The new 14,000-square foot Playboy Club officially opens on 512 W. 42nd St. on Sept. 12, although it already hosted a Fashion Week party pre-opening last week.

The club is located on the same block as a building housing an NYPD emergency response group.

Kohn has been pushing the company more aggressively into licensing in recent years — with some success. Playboy’s distinctive bunny ears are now licensed on a wide array of consumer products from coffee mugs to wallets and apparel, generating roughly $1.5 billion in retail sales in 180 countries.

Playboy Enterprises receives only a sliver of those sales as a licensing fee. The Wall Street Journal pegs the company’s annual revenues at $90 million, with media still generating about half that amount.

In July, following the death of Hefner, Kohn’s Rizvi Traverse firm bought out the remaining one-third of the company that he did not already own from the Hefner family.

Rizvi Traverse had bought about two-thirds of the company in 2011, when it helped Hefner take the company private.

“We are just returning to our roots of what Hef stood for and just contemporizing it for today,” Kohn told the WSJ of the rebranding efforts.
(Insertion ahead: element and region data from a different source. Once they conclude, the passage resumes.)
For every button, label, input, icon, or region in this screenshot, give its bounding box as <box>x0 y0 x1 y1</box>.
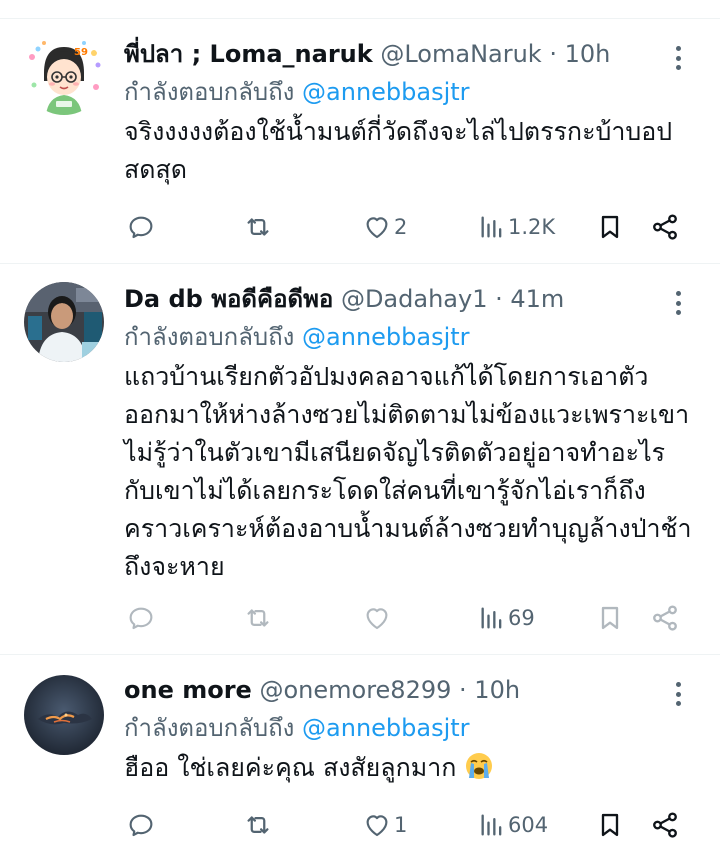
reply-to-handle[interactable]: @annebbasjtr <box>302 323 470 351</box>
reply-to-handle[interactable]: @annebbasjtr <box>302 714 470 742</box>
views-button[interactable]: 604 <box>478 805 548 845</box>
like-button[interactable]: 2 <box>362 207 407 247</box>
view-count: 69 <box>508 606 535 630</box>
avatar-dadahay[interactable] <box>24 282 104 362</box>
views-chart-icon <box>481 216 502 238</box>
user-handle[interactable]: @LomaNaruk <box>380 40 541 68</box>
tweet-header: Da db พอดีคือดีพอ @Dadahay1 · 41m <box>124 282 692 316</box>
share-button[interactable] <box>650 207 680 247</box>
bookmark-button[interactable] <box>596 598 624 638</box>
reply-icon <box>129 607 153 630</box>
views-chart-icon <box>481 607 502 629</box>
bookmark-button[interactable] <box>596 207 624 247</box>
retweet-icon <box>247 609 269 627</box>
retweet-button[interactable] <box>242 805 274 845</box>
tweet-3[interactable]: one more @onemore8299 · 10h กำลังตอบกลับ… <box>0 655 720 864</box>
reply-icon <box>129 216 153 239</box>
share-icon <box>653 812 677 838</box>
timestamp[interactable]: 10h <box>474 676 520 704</box>
reply-prefix: กำลังตอบกลับถึง <box>124 78 295 106</box>
heart-icon <box>366 608 388 630</box>
tweet-header: one more @onemore8299 · 10h <box>124 673 692 707</box>
share-button[interactable] <box>650 598 680 638</box>
timestamp[interactable]: 41m <box>510 285 564 313</box>
reply-icon <box>129 814 153 837</box>
tweet-header: พี่ปลา ; Loma_naruk @LomaNaruk · 10h <box>124 37 692 71</box>
views-button[interactable]: 69 <box>478 598 535 638</box>
view-count: 1.2K <box>508 215 556 239</box>
action-bar: 1 604 <box>124 805 684 845</box>
like-count: 1 <box>394 813 408 837</box>
tweet-text-container: ฮืออ ใช่เลยค่ะคุณ สงสัยลูกมาก <box>124 749 692 787</box>
action-bar: 69 <box>124 598 684 638</box>
heart-icon <box>366 815 388 837</box>
reply-prefix: กำลังตอบกลับถึง <box>124 323 295 351</box>
reply-button[interactable] <box>126 805 156 845</box>
separator-dot: · <box>549 40 557 68</box>
share-icon <box>653 214 677 240</box>
loudly-crying-face-icon <box>466 753 493 779</box>
like-count: 2 <box>394 215 408 239</box>
display-name[interactable]: one more <box>124 676 252 704</box>
like-button[interactable] <box>362 598 392 638</box>
reply-button[interactable] <box>126 207 156 247</box>
reply-context: กำลังตอบกลับถึง @annebbasjtr <box>124 711 692 745</box>
retweet-button[interactable] <box>242 598 274 638</box>
reply-context: กำลังตอบกลับถึง @annebbasjtr <box>124 75 692 109</box>
sunset-sky-avatar-icon <box>24 675 104 755</box>
reply-context: กำลังตอบกลับถึง @annebbasjtr <box>124 320 692 354</box>
photo-avatar-icon <box>24 282 104 362</box>
svg-text:59: 59 <box>74 47 88 58</box>
avatar-onemore[interactable] <box>24 675 104 755</box>
display-name[interactable]: Da db พอดีคือดีพอ <box>124 285 333 313</box>
action-bar: 2 1.2K <box>124 207 684 247</box>
retweet-icon <box>247 218 269 236</box>
timestamp[interactable]: 10h <box>565 40 611 68</box>
views-chart-icon <box>481 814 502 836</box>
bookmark-icon <box>601 813 619 837</box>
views-button[interactable]: 1.2K <box>478 207 555 247</box>
retweet-icon <box>247 816 269 834</box>
bookmark-icon <box>601 215 619 239</box>
reply-button[interactable] <box>126 598 156 638</box>
tweet-text: แถวบ้านเรียกตัวอัปมงคลอาจแก้ได้โดยการเอา… <box>124 362 692 581</box>
retweet-button[interactable] <box>242 207 274 247</box>
separator-dot: · <box>495 285 503 313</box>
share-icon <box>653 605 677 631</box>
display-name[interactable]: พี่ปลา ; Loma_naruk <box>124 40 373 68</box>
tweet-text: จริงงงงงต้องใช้น้ำมนต์กี่วัดถึงจะไล่ไปตร… <box>124 117 673 184</box>
view-count: 604 <box>508 813 549 837</box>
reply-to-handle[interactable]: @annebbasjtr <box>302 78 470 106</box>
share-button[interactable] <box>650 805 680 845</box>
tweet-1[interactable]: 59 พี่ปลา ; Loma_naruk @LomaNaruk · 10h … <box>0 19 720 264</box>
bookmark-button[interactable] <box>596 805 624 845</box>
user-handle[interactable]: @onemore8299 <box>259 676 451 704</box>
user-handle[interactable]: @Dadahay1 <box>341 285 488 313</box>
tweet-text: ฮืออ ใช่เลยค่ะคุณ สงสัยลูกมาก <box>124 753 457 782</box>
reply-prefix: กำลังตอบกลับถึง <box>124 714 295 742</box>
separator-dot: · <box>459 676 467 704</box>
like-button[interactable]: 1 <box>362 805 407 845</box>
heart-icon <box>366 217 388 239</box>
cartoon-avatar-icon: 59 <box>29 41 101 115</box>
avatar-loma-naruk[interactable]: 59 <box>24 35 104 115</box>
bookmark-icon <box>601 606 619 630</box>
tweet-2[interactable]: Da db พอดีคือดีพอ @Dadahay1 · 41m กำลังต… <box>0 264 720 655</box>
Kohn was never a fan of the magazine that was once the cornerstone of the empire and cut its frequency in 2018 from 10 times a year to six. Despite trimming the magazine’s frequency to four times a year in 2019, Kohn has no plans to eliminate the print edition.

Hefner’s son, Cooper Hefner, is now chief creative officer of the company. When Cooper was out of the company, he had been an outspoken critic of the late 2015 plan to banish nude photos from the magazine.

However, when then-CEO Scott Flanders exited and Cooper Hefner was brought back, he quickly reversed the “no nudes” ban.

Actress Elizabeth Elam was on the cover of the March/April 2017 issue that heralded the return to nude photography.

Before the rise of the internet and 1970s-era newsstand restrictions, Playboy was selling 5 million a copies a month. It currently sells only several hundred thousand copies per issue — and is no longer tracked by the Alliance for Audited Media.

Kohn hopes the switch to a quarterly production schedule will allow Playboy to double the amount of total pages — to 220 per issue.